I`m trying to have as reliable data as soon as possible in my druid cluster.
- I have unrealiable realtime data source
- doesn`t have all the necessary info at the time of event creation
- events can arrive late
- I have realiable data source with all necessary data
- data is available shortly after midnight for previous day
running realtime nodes, ingesting kafka topic with 1 hour window period and every 2 a.m. there is an index job correcting realtime data for previous day
- In this scenario I can end up with window in realtime data if realtime node gets stucked for more than 1 hour
maybe widening window period to lets say 6 hours can solve my problem with unrealiable source of realtime data, but is there any way to tell druid to ignore segments created by realtime node if there already are segments created by index job?

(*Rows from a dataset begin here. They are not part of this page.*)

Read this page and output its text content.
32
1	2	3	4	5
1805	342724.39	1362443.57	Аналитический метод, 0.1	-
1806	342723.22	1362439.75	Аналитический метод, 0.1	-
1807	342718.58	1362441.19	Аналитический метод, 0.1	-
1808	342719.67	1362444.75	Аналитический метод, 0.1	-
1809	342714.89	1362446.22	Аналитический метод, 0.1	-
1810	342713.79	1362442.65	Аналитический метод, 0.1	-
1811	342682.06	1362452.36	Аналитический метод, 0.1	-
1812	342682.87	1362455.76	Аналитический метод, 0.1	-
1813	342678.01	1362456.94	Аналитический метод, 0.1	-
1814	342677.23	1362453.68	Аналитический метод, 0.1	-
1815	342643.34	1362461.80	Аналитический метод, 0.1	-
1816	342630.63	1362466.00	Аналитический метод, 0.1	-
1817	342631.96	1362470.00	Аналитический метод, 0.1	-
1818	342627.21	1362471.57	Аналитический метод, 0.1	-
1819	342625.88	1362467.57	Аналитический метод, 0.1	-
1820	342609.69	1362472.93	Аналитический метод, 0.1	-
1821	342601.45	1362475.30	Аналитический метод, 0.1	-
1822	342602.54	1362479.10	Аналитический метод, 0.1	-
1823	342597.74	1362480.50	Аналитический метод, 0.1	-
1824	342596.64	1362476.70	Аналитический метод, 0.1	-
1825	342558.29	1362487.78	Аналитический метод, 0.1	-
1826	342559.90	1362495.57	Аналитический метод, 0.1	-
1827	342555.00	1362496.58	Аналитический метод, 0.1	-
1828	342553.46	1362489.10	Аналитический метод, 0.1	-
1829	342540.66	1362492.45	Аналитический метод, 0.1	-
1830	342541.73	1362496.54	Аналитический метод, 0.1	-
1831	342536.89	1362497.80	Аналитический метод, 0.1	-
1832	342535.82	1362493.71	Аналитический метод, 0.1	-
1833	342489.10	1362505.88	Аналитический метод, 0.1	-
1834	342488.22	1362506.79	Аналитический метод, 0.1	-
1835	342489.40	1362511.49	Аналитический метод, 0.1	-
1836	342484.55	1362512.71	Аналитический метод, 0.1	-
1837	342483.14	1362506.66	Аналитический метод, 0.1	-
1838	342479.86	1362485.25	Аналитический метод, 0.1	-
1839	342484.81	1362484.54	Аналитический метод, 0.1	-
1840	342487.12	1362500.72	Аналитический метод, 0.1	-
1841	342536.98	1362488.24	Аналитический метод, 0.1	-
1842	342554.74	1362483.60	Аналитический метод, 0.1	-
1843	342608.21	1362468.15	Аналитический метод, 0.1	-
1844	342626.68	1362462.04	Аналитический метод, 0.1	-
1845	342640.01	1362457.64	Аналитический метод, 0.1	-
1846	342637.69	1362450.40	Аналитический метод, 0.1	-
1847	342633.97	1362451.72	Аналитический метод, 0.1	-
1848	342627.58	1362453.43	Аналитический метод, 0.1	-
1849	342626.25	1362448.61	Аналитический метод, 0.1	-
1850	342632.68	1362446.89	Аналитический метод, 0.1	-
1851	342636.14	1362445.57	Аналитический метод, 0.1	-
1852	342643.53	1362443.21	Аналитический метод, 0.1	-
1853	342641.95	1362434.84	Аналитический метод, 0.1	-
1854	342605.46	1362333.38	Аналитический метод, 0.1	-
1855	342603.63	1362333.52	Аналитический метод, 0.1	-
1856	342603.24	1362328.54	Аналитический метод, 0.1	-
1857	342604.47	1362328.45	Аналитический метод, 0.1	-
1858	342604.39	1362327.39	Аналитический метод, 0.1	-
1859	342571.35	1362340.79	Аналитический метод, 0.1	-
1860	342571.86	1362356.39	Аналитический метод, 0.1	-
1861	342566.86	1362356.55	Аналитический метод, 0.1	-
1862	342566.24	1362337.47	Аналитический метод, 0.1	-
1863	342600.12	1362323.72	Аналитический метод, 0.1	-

I was also trying the new supervised kafka realtime ingestion without window period and again index job running at 2.a.m. for previous day
- In this scenario I can end up with duplicated events when realtime node gets stucked just before the end of the day, at 2 a.m. index job finishes succesfully and rt node starts and ingest older events
is there any way to tell supervised kafka ingestion not to update segments created by index job?
I want to run index job as soon as possible to have 100% reliable results but at the same time I want to have as wide window period as possible on realtime node as events for can arrive late in my realtime source
do you have any suggestions how to achieve this?